“Il mio desiderio è solo quello di poter dare un futuro ai miei nipoti”
“Durante la guerra tra Iran e Iraq, scoppiata negli anni Ottanta, ci siamo trovati al confine di un campo pieno di mine, piazzate da chissà chi. Insieme a me sono rimaste vittime delle esplosioni altre 25 persone. L’unico a rimanere vivo sono stato io. Eravamo in guerra, ci muovevamo tutti insieme.”
Muhamed viene da Mosul e ora ha 51 anni. Per colpa di quelle mine esplose, ha perso la gamba destra e una parte del piede sinistro.
Nel 2017, durante la liberazione della città, era pronto a scappare con la sua famiglia ma la sua casa è stata bombardata e sono rimasti bloccati.

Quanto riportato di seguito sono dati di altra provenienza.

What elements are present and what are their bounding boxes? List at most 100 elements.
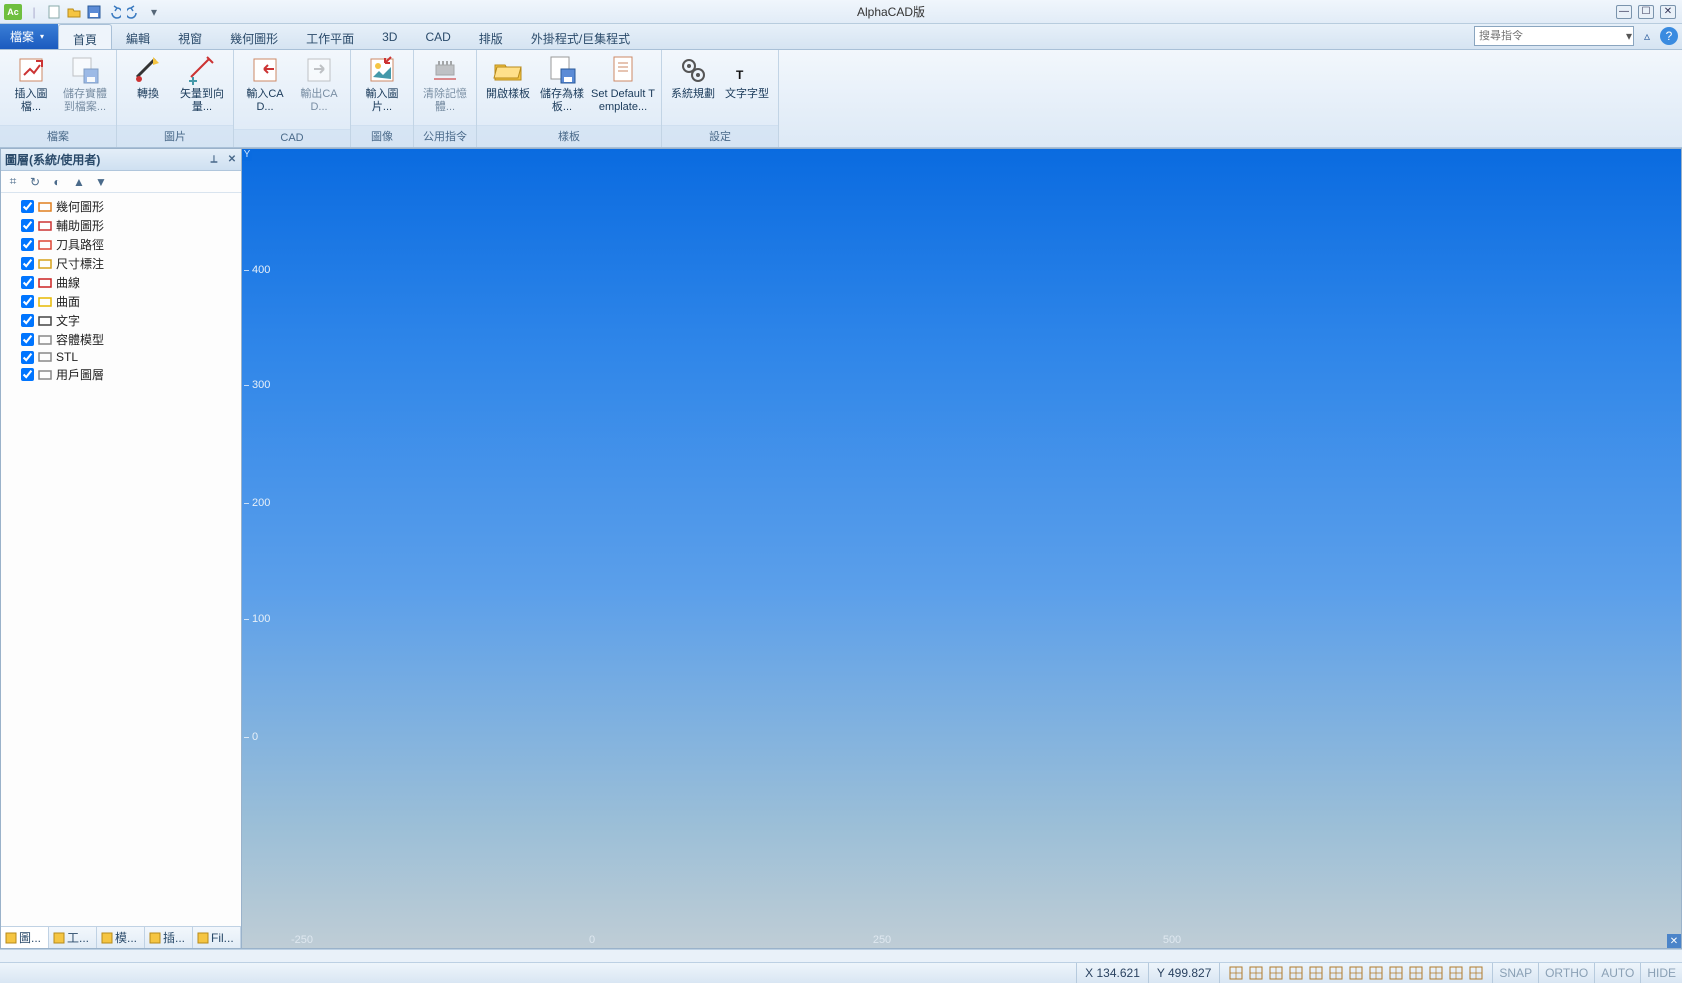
tab-3D[interactable]: 3D	[368, 24, 411, 49]
ribbon-save-template[interactable]: 儲存為樣板...	[535, 52, 589, 116]
app-icon[interactable]: Ac	[4, 4, 22, 20]
ribbon-import-cad[interactable]: 輸入CAD...	[238, 52, 292, 116]
tab-首頁[interactable]: 首頁	[58, 24, 112, 49]
layer-visibility-checkbox[interactable]	[21, 368, 34, 381]
toggle-ortho[interactable]: ORTHO	[1538, 963, 1594, 983]
viewport[interactable]: Y 4003002001000 -2500250500 ✕	[242, 148, 1682, 949]
tools-tab-icon	[53, 932, 65, 944]
side-tab-1[interactable]: 工...	[49, 927, 97, 948]
redo-icon[interactable]	[126, 4, 142, 20]
layer-visibility-checkbox[interactable]	[21, 219, 34, 232]
layer-item[interactable]: 用戶圖層	[7, 365, 235, 384]
ribbon-vectorize[interactable]: 矢量到向量...	[175, 52, 229, 116]
help-icon[interactable]: ?	[1660, 27, 1678, 45]
ribbon-import-image[interactable]: 輸入圖片...	[355, 52, 409, 116]
command-search[interactable]: ▾	[1474, 26, 1634, 46]
canvas-background	[242, 149, 1681, 948]
toggle-auto[interactable]: AUTO	[1594, 963, 1640, 983]
ribbon-open-template[interactable]: 開啟樣板	[481, 52, 535, 103]
open-folder-icon[interactable]	[66, 4, 82, 20]
undo-icon[interactable]	[106, 4, 122, 20]
toggle-hide[interactable]: HIDE	[1640, 963, 1682, 983]
viewport-close-icon[interactable]: ✕	[1667, 934, 1681, 948]
layer-item[interactable]: 輔助圖形	[7, 216, 235, 235]
top-icon[interactable]	[1348, 965, 1364, 981]
ribbon-group-label: 圖像	[351, 125, 413, 147]
ribbon-item-label: Set Default Template...	[591, 88, 655, 114]
right-icon[interactable]	[1368, 965, 1384, 981]
ribbon-insert-drawing[interactable]: 插入圖檔...	[4, 52, 58, 116]
axes-icon[interactable]	[1268, 965, 1284, 981]
up-icon[interactable]: ▲	[71, 174, 87, 190]
ribbon-default-template[interactable]: Set Default Template...	[589, 52, 657, 116]
iso4-icon[interactable]	[1468, 965, 1484, 981]
iso1-icon[interactable]	[1408, 965, 1424, 981]
ribbon-gears[interactable]: 系統規劃	[666, 52, 720, 103]
front-icon[interactable]	[1328, 965, 1344, 981]
file-menu-button[interactable]: 檔案	[0, 24, 58, 49]
layer-icon	[38, 350, 52, 364]
layer-item[interactable]: 刀具路徑	[7, 235, 235, 254]
toggle-icon[interactable]: ◐	[49, 174, 65, 190]
layer-visibility-checkbox[interactable]	[21, 276, 34, 289]
ribbon-convert[interactable]: 轉換	[121, 52, 175, 103]
save-icon[interactable]	[86, 4, 102, 20]
tab-工作平面[interactable]: 工作平面	[292, 24, 368, 49]
rotate-icon[interactable]	[1288, 965, 1304, 981]
side-tab-3[interactable]: 插...	[145, 927, 193, 948]
minimize-button[interactable]: —	[1616, 5, 1632, 19]
layer-item[interactable]: 幾何圖形	[7, 197, 235, 216]
tab-外掛程式/巨集程式[interactable]: 外掛程式/巨集程式	[517, 24, 644, 49]
layer-visibility-checkbox[interactable]	[21, 295, 34, 308]
plane-icon[interactable]	[1308, 965, 1324, 981]
layer-item[interactable]: 文字	[7, 311, 235, 330]
collapse-ribbon-icon[interactable]: ▵	[1638, 27, 1656, 45]
layer-visibility-checkbox[interactable]	[21, 351, 34, 364]
grid-icon[interactable]	[1248, 965, 1264, 981]
tree-icon[interactable]: ⌗	[5, 174, 21, 190]
text-font-icon: T	[731, 54, 763, 86]
toggle-snap[interactable]: SNAP	[1492, 963, 1538, 983]
layer-item[interactable]: 容體模型	[7, 330, 235, 349]
tab-編輯[interactable]: 編輯	[112, 24, 164, 49]
tab-幾何圖形[interactable]: 幾何圖形	[216, 24, 292, 49]
search-dropdown-icon[interactable]: ▾	[1625, 29, 1633, 43]
down-icon[interactable]: ▼	[93, 174, 109, 190]
layer-icon	[38, 295, 52, 309]
layer-visibility-checkbox[interactable]	[21, 333, 34, 346]
left-icon[interactable]	[1388, 965, 1404, 981]
home-view-icon[interactable]	[1228, 965, 1244, 981]
layer-item[interactable]: STL	[7, 349, 235, 365]
ribbon-group-label: 公用指令	[414, 125, 476, 147]
side-tab-4[interactable]: Fil...	[193, 927, 241, 948]
close-panel-icon[interactable]: ✕	[225, 153, 239, 167]
close-button[interactable]: ✕	[1660, 5, 1676, 19]
command-search-input[interactable]	[1475, 30, 1625, 42]
ribbon-item-label: 輸入圖片...	[357, 88, 407, 114]
ribbon-text-font[interactable]: T文字字型	[720, 52, 774, 103]
side-tab-2[interactable]: 模...	[97, 927, 145, 948]
layer-visibility-checkbox[interactable]	[21, 257, 34, 270]
ribbon-group-label: 樣板	[477, 125, 661, 147]
new-file-icon[interactable]	[46, 4, 62, 20]
layer-item[interactable]: 尺寸標注	[7, 254, 235, 273]
tab-排版[interactable]: 排版	[465, 24, 517, 49]
ribbon-item-label: 矢量到向量...	[177, 88, 227, 114]
layer-visibility-checkbox[interactable]	[21, 200, 34, 213]
import-cad-icon	[249, 54, 281, 86]
side-tab-0[interactable]: 圖...	[1, 927, 49, 948]
layer-item[interactable]: 曲線	[7, 273, 235, 292]
iso3-icon[interactable]	[1448, 965, 1464, 981]
maximize-button[interactable]: ☐	[1638, 5, 1654, 19]
tab-CAD[interactable]: CAD	[411, 24, 464, 49]
command-bar[interactable]	[0, 949, 1682, 963]
layer-label: 幾何圖形	[56, 198, 104, 215]
layer-item[interactable]: 曲面	[7, 292, 235, 311]
layer-visibility-checkbox[interactable]	[21, 314, 34, 327]
iso2-icon[interactable]	[1428, 965, 1444, 981]
customize-qat-icon[interactable]: ▾	[146, 4, 162, 20]
layer-visibility-checkbox[interactable]	[21, 238, 34, 251]
refresh-icon[interactable]: ↻	[27, 174, 43, 190]
pin-icon[interactable]: ⟂	[207, 153, 221, 167]
tab-視窗[interactable]: 視窗	[164, 24, 216, 49]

A causa del bombardamento, anche sua moglie e una nipote hanno subito delle amputazioni.
Muhamed non è solo un paziente del Centro di riabilitazione e reintegrazione sociale di EMERGENCY a Sulaimaniya è in primis un padre: nel 2016, alcuni militanti delle forze antigovernative hanno rapito e ucciso uno dei figli maschi, colto in flagrante a vendere – segretamente – sigarette in città, per guadagnarsi da vivere. Un’attività proibita e punita severamente.
“Lo hanno gettato in una delle fosse comuni che avevano scavato, non ho saputo più niente. Aveva solo 19 anni. Quando ho protestato perché volevo sapere dove avessero gettato il corpo, sapete cosa hanno fatto? Io e un altro figlio, di 24 anni, siamo stati rapiti e tenuti in ostaggio per 18 giorni.

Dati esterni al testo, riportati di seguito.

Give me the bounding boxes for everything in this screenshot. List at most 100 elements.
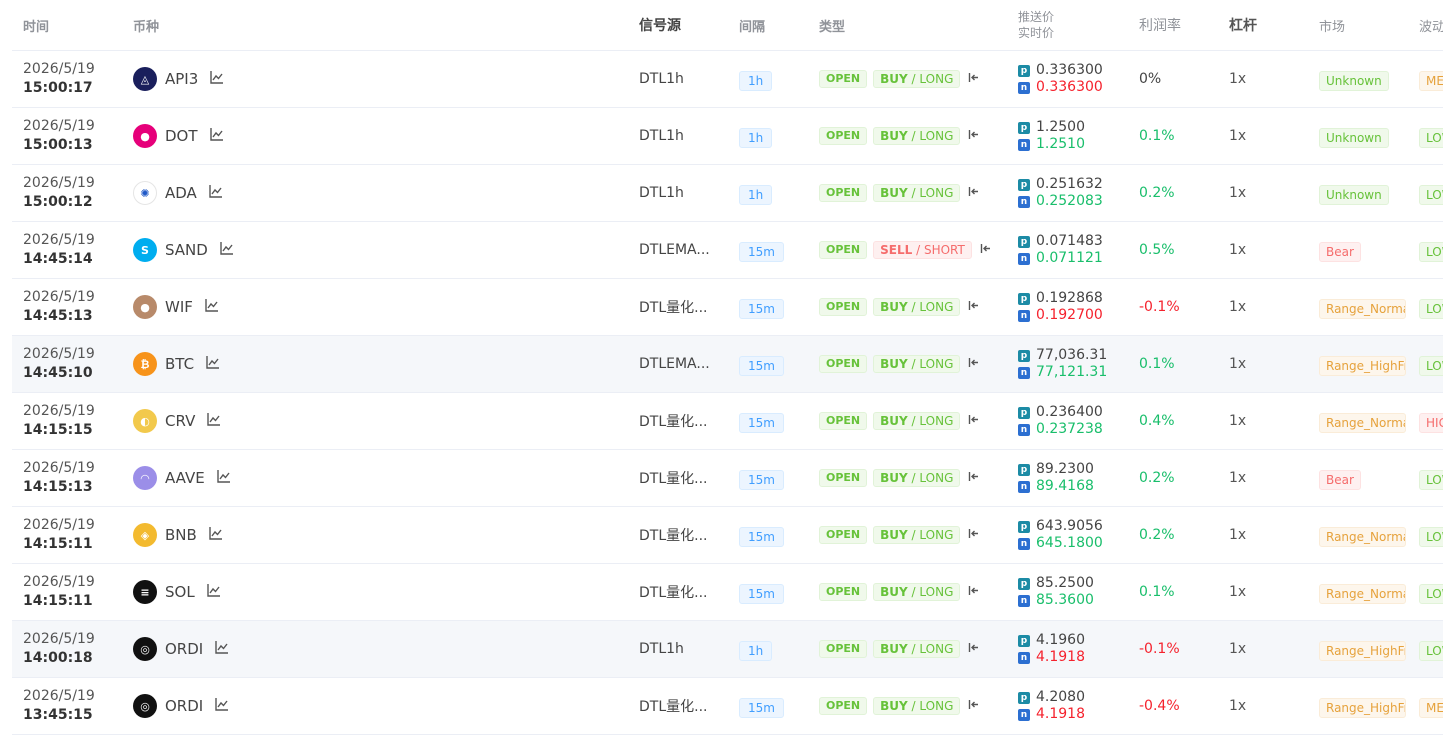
coin-symbol[interactable]: CRV xyxy=(165,412,195,430)
chart-icon[interactable] xyxy=(215,640,229,658)
signal-time: 14:45:10 xyxy=(23,365,93,381)
interval-tag: 15m xyxy=(739,584,784,604)
signal-date: 2026/5/19 xyxy=(23,688,95,704)
chart-icon[interactable] xyxy=(205,298,219,316)
coin-symbol[interactable]: ORDI xyxy=(165,697,203,715)
chart-icon[interactable] xyxy=(207,412,221,430)
direction-action: BUY xyxy=(880,72,908,86)
signal-date: 2026/5/19 xyxy=(23,403,95,419)
status-badge: OPEN xyxy=(819,469,868,487)
chart-icon[interactable] xyxy=(209,184,223,202)
coin-symbol[interactable]: DOT xyxy=(165,127,198,145)
market-tag: Range_HighFreq xyxy=(1319,356,1406,376)
coin-symbol[interactable]: BNB xyxy=(165,526,197,544)
live-price-badge: n xyxy=(1018,594,1030,607)
interval-tag: 15m xyxy=(739,470,784,490)
status-badge: OPEN xyxy=(819,412,868,430)
chart-icon[interactable] xyxy=(210,70,224,88)
profit-rate: 0.1% xyxy=(1139,128,1175,144)
chart-icon[interactable] xyxy=(215,697,229,715)
close-position-icon[interactable] xyxy=(968,71,979,87)
table-row[interactable]: 2026/5/19 14:45:14 S SAND DTLEMA... 15m OPEN SE… xyxy=(12,222,1443,279)
push-price-line: p 4.1960 xyxy=(1018,632,1085,649)
coin-symbol[interactable]: SAND xyxy=(165,241,208,259)
close-position-icon[interactable] xyxy=(980,242,991,258)
signal-time: 15:00:17 xyxy=(23,80,93,96)
close-position-icon[interactable] xyxy=(968,470,979,486)
status-badge: OPEN xyxy=(819,127,868,145)
close-position-icon[interactable] xyxy=(968,584,979,600)
chart-icon[interactable] xyxy=(209,127,224,145)
live-price-badge: n xyxy=(1018,423,1030,436)
coin-symbol[interactable]: SOL xyxy=(165,583,195,601)
header-volatility[interactable]: 波动 xyxy=(1419,0,1443,50)
time-cell: 2026/5/19 14:45:13 xyxy=(23,279,95,335)
table-row[interactable]: 2026/5/19 14:15:11 ≡ SOL DTL量化... 15m OPEN BUY … xyxy=(12,564,1443,621)
live-price-badge: n xyxy=(1018,309,1030,322)
status-badge: OPEN xyxy=(819,640,868,658)
table-row[interactable]: 2026/5/19 14:15:15 ◐ CRV DTL量化... 15m OPEN BUY … xyxy=(12,393,1443,450)
interval-cell: 15m xyxy=(739,450,784,506)
coin-symbol[interactable]: ORDI xyxy=(165,640,203,658)
close-position-icon[interactable] xyxy=(968,299,979,315)
interval-cell: 1h xyxy=(739,621,773,677)
table-row[interactable]: 2026/5/19 14:45:10 ₿ BTC DTLEMA... 15m OPEN BUY… xyxy=(12,336,1443,393)
chart-icon[interactable] xyxy=(217,469,231,487)
close-position-icon[interactable] xyxy=(968,356,979,372)
volatility-tag: LOW xyxy=(1419,527,1443,547)
header-interval[interactable]: 间隔 xyxy=(739,0,765,50)
bnb-icon: ◈ xyxy=(133,523,157,547)
table-row[interactable]: 2026/5/19 15:00:13 ● DOT DTL1h 1h OPEN BUY / LO… xyxy=(12,108,1443,165)
leverage: 1x xyxy=(1229,242,1247,258)
header-time[interactable]: 时间 xyxy=(23,0,49,50)
header-live-price: 实时价 xyxy=(1018,26,1055,40)
header-market[interactable]: 市场 xyxy=(1319,0,1345,50)
close-position-icon[interactable] xyxy=(968,413,979,429)
direction-action: BUY xyxy=(880,528,908,542)
table-row[interactable]: 2026/5/19 13:45:15 ◎ ORDI DTL量化... 15m OPEN BUY… xyxy=(12,678,1443,735)
close-position-icon[interactable] xyxy=(968,527,979,543)
signal-time: 15:00:12 xyxy=(23,194,93,210)
push-price: 0.236400 xyxy=(1036,404,1103,420)
table-row[interactable]: 2026/5/19 14:45:13 ● WIF DTL量化... 15m OPEN BUY … xyxy=(12,279,1443,336)
header-coin[interactable]: 币种 xyxy=(133,0,159,50)
chart-icon[interactable] xyxy=(206,355,220,373)
close-position-icon[interactable] xyxy=(968,185,979,201)
header-leverage[interactable]: 杠杆 xyxy=(1229,0,1257,50)
chart-icon[interactable] xyxy=(220,241,234,259)
header-price[interactable]: 推送价 实时价 xyxy=(1018,0,1054,50)
live-price-line: n 85.3600 xyxy=(1018,592,1094,609)
market-tag: Range_Normal xyxy=(1319,413,1406,433)
type-cell: OPEN BUY / LONG xyxy=(819,564,979,620)
signal-source: DTL量化... xyxy=(639,528,708,544)
table-body: 2026/5/19 15:00:17 ◬ API3 DTL1h 1h OPEN BUY / L… xyxy=(12,51,1443,735)
coin-cell: ≡ SOL xyxy=(133,564,221,620)
coin-symbol[interactable]: ADA xyxy=(165,184,197,202)
close-position-icon[interactable] xyxy=(968,641,979,657)
profit-rate: 0.1% xyxy=(1139,356,1175,372)
direction-tag: BUY / LONG xyxy=(873,526,961,544)
chart-icon[interactable] xyxy=(209,526,223,544)
table-row[interactable]: 2026/5/19 14:15:11 ◈ BNB DTL量化... 15m OPEN BUY … xyxy=(12,507,1443,564)
coin-symbol[interactable]: AAVE xyxy=(165,469,205,487)
coin-symbol[interactable]: API3 xyxy=(165,70,198,88)
table-row[interactable]: 2026/5/19 14:00:18 ◎ ORDI DTL1h 1h OPEN BUY / L… xyxy=(12,621,1443,678)
table-row[interactable]: 2026/5/19 15:00:17 ◬ API3 DTL1h 1h OPEN BUY / L… xyxy=(12,51,1443,108)
header-profit[interactable]: 利润率 xyxy=(1139,0,1181,50)
close-position-icon[interactable] xyxy=(968,698,979,714)
volatility-tag: MEDIUM xyxy=(1419,71,1443,91)
header-type[interactable]: 类型 xyxy=(819,0,845,50)
volatility-cell: LOW xyxy=(1419,336,1443,392)
coin-symbol[interactable]: WIF xyxy=(165,298,193,316)
interval-tag: 1h xyxy=(739,128,773,148)
price-cell: p 4.1960 n 4.1918 xyxy=(1018,621,1085,677)
header-source[interactable]: 信号源 xyxy=(639,0,681,50)
time-cell: 2026/5/19 13:45:15 xyxy=(23,678,95,734)
close-position-icon[interactable] xyxy=(968,128,979,144)
table-row[interactable]: 2026/5/19 15:00:12 ✺ ADA DTL1h 1h OPEN BUY / LO… xyxy=(12,165,1443,222)
interval-cell: 1h xyxy=(739,165,773,221)
coin-symbol[interactable]: BTC xyxy=(165,355,194,373)
interval-tag: 1h xyxy=(739,641,773,661)
table-row[interactable]: 2026/5/19 14:15:13 ◠ AAVE DTL量化... 15m OPEN BUY… xyxy=(12,450,1443,507)
chart-icon[interactable] xyxy=(206,583,221,601)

Come padre e nonno, il mio desiderio è solo quello di poter dare un futuro ai miei nipoti. Siamo in 14, tutti sotto lo stesso tetto. Ce la farò?”
Il Centro di riabilitazione e reintegrazione sociale di EMERGENCY a Sulaimaniya, in Iraq, è finanziato da “Aiuti umanitari e protezione civile dell’Unione europea”.